- Born: 1907
- Died: 1985 (aged 77–78)
- Citizenship: Spanish
- Occupation: landscape painter

= José Francisco Pérez Martínez =

Spanish landscape painter (1907–1985)

José Francisco Pérez Martínez (1907–1985) was a Spanish landscape painter known for his impressionist depictions of Galicia, particularly rivers and coastal towns which are claimed to be an important part of Galician artistic heritage. His work is noted for its contribution to the regional development of Spanish landscape painting.

In 1946, he began exhibiting under the signature "José Francisco," and remained active until his death in 1985. His paintings, influenced by Francisco Llorens and Manuel Abelenda, have been included in several regional exhibitions, including the Autumn Salons, and are held in museums in A Coruña and Lugo, as well as other institutional collections.

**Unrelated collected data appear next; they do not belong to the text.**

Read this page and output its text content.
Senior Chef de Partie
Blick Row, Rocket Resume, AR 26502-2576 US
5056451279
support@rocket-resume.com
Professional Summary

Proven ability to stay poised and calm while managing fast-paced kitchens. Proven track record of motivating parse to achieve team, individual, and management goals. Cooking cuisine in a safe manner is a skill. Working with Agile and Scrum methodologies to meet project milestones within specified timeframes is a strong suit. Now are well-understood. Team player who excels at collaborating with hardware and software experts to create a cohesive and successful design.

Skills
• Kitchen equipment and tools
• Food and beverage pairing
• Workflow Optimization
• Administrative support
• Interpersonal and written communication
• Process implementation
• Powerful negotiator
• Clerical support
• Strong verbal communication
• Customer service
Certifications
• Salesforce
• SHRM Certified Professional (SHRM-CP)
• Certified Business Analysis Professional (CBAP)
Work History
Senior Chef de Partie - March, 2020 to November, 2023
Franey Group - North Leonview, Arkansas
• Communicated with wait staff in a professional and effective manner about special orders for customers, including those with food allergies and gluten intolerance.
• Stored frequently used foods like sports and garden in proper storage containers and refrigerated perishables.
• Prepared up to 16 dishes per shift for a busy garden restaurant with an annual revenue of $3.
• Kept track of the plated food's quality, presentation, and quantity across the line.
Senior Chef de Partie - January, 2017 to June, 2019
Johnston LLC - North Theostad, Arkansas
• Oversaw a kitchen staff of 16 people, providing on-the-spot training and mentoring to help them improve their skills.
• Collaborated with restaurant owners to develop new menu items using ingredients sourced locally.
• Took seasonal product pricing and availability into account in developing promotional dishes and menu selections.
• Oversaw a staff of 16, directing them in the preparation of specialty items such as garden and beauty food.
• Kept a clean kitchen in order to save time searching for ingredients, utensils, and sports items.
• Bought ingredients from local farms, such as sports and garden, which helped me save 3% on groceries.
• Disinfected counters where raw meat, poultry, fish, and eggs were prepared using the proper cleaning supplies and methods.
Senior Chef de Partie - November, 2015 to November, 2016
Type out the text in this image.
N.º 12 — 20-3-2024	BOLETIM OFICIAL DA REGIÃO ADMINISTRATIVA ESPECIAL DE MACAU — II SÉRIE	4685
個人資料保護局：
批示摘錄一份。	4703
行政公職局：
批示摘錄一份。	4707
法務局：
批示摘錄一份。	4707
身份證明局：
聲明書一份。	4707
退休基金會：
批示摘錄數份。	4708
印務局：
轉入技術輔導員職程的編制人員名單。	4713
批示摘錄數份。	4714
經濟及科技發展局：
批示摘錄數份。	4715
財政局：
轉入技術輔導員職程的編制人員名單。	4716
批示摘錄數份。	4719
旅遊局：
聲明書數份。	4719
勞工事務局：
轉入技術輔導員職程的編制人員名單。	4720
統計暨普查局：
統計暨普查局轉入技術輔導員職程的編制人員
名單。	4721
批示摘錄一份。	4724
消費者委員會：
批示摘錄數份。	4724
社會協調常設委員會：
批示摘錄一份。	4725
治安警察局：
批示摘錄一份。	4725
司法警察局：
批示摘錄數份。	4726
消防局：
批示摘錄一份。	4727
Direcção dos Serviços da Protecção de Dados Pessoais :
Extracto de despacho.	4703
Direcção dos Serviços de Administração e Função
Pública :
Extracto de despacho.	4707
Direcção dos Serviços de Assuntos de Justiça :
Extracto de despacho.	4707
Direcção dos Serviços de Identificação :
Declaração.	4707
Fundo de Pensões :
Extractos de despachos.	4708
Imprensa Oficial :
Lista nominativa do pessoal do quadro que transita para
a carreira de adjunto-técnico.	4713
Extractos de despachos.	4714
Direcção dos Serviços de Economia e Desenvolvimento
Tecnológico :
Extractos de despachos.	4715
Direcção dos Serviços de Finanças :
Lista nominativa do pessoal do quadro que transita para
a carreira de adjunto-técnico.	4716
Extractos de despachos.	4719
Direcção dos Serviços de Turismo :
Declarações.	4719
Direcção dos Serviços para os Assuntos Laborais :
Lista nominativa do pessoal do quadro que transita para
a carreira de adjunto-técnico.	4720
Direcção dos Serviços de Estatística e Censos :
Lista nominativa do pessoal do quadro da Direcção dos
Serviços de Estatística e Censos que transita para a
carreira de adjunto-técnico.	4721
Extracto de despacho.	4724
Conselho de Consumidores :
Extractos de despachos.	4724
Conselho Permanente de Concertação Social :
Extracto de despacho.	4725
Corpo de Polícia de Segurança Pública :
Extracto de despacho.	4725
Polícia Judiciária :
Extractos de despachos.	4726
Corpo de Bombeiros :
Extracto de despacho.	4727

The Provincial Council of La Coruña awarded him the Special Landscape Prize in 1962 and 1963.

In addition to his artistic career, Pérez Martínez ran a family business, El Capricho, and taught foreign languages for commercial use.

He was married to the painter Dolores (known professionally as Lola Artamendi) and has two sons, Francisco José Pérez González and Rafael Alberto Pérez González, as well as four grandchildren: Dolores, Pancho, Emma, and Alejandro Pérez Ferrant.